In usual historic terms, humanity has been experimenting with its own unique kind of consciousness, and as I have mentioned many times, this necessitated an arbitrary division between the subject and the perceiver — nature and man — and brought about a situation in which the species came to consider itself apart from the rest of existence.

What you think of as (underlined) male ego-oriented characteristics are simply those human attributes that the species encouraged, brought into the foreground, and stressed. Using those actually as guidelines, you have so far viewed your world and formed your cultures. There are some exceptions of note, but here I am speaking historically of the Western world with its Roman and Greek heritage. Your gods became masculine then; competitive. You saw the species pitted against nature, and man pitted against man. You consider the Greek tragedies great because they echo so firmly your own beliefs. Man is seen in opposition in the most immediate fashion with his own father. Family relationships become a mirror of those beliefs, which are then of course taken as statements of fact concerning the human condition. You thus have a very polarized male-female concept.

Those characteristics that you consider female are, then, those that did not predominate because they represented the source of nature from which the species sought release. To some extent this was a true, creative, sexual drama — again, of high pretense, for in its own way the consciousness of the species was playing for high stakes, and the drama had to be believable.

(Pause at 9:34.) It was seeking for a multiplication of consciousness, forming new offshoots from its own source. It had to pretend to dislike and disown that source in the same way that an adolescent may momentarily turn aside from its parents in order to encourage independence. Before the so-called flowering of Greek and Roman cultures, consciousness had not as yet made that specialization. There were gods and goddesses galore, and deities in whose natures the feminine and masculine characteristics merged. There were deities part human and part animal. The species, then, had not yet taken up the theme that has been predominant in Western culture.
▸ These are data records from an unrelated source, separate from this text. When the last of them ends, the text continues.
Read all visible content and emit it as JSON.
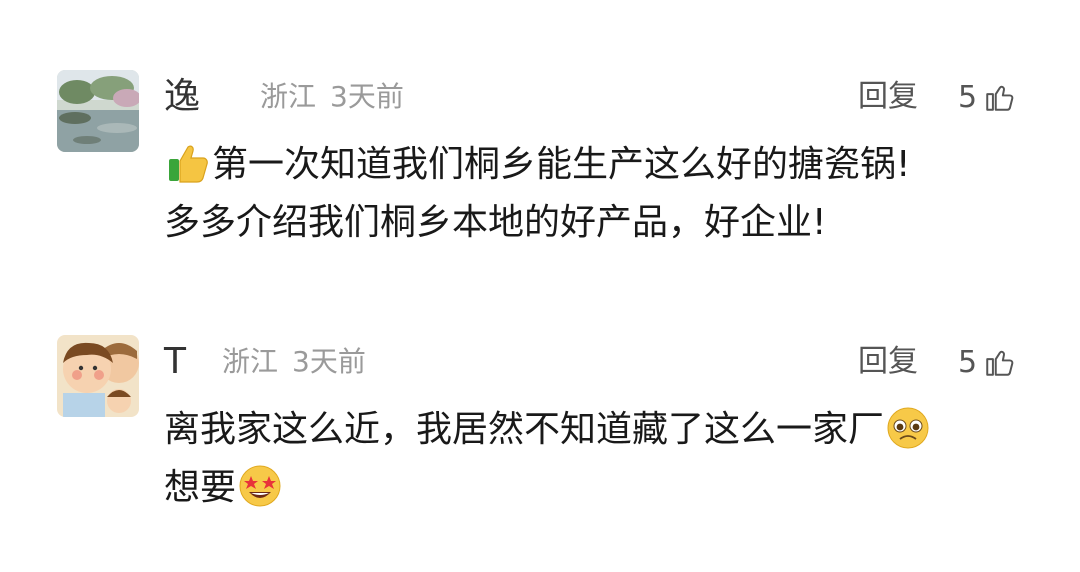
{
  "comments": [
    {
      "name": "逸",
      "location": "浙江",
      "time": "3天前",
      "reply_label": "回复",
      "likes": "5",
      "lines": [
        "第一次知道我们桐乡能生产这么好的搪瓷锅!",
        "多多介绍我们桐乡本地的好产品，好企业!"
      ],
      "emoji_start": "thumbs-up-emoji"
    },
    {
      "name": "T",
      "location": "浙江",
      "time": "3天前",
      "reply_label": "回复",
      "likes": "5",
      "lines": [
        "离我家这么近，我居然不知道藏了这么一家厂",
        "想要"
      ],
      "emoji_line1_end": "pleading-face-emoji",
      "emoji_line2_end": "star-struck-emoji"
    }
  ]
}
These changes first occurred in man’s stories of the deities. As the species divorced itself from nature, so the animal gods began to vanish. Man first changed his myths, and then altered the reality that reflected them.

[... 5 paragraphs ...]

As a result, you see in nature only what you want to see, and you provide yourselves with a pattern or model of nature that conforms with your beliefs.

[... 7 paragraphs ...]

You apply this belief to physical systems and psychological ones. In terms of sex, you insist upon a picture that shows you a growth into a sexual identity, a clear focus, and then in old age a falling away of clear sexual identification into “sexual disorder.” It does not occur to you that the original premise or focus, the identification of identity with sexual nature, is “unnatural.” It is you, then, who form the entire framework from which your judgment is made. In many cases the person is truer to his or her own identity in childhood or old age, when greater individual freedom is allowed, and sexual roles are more flexible.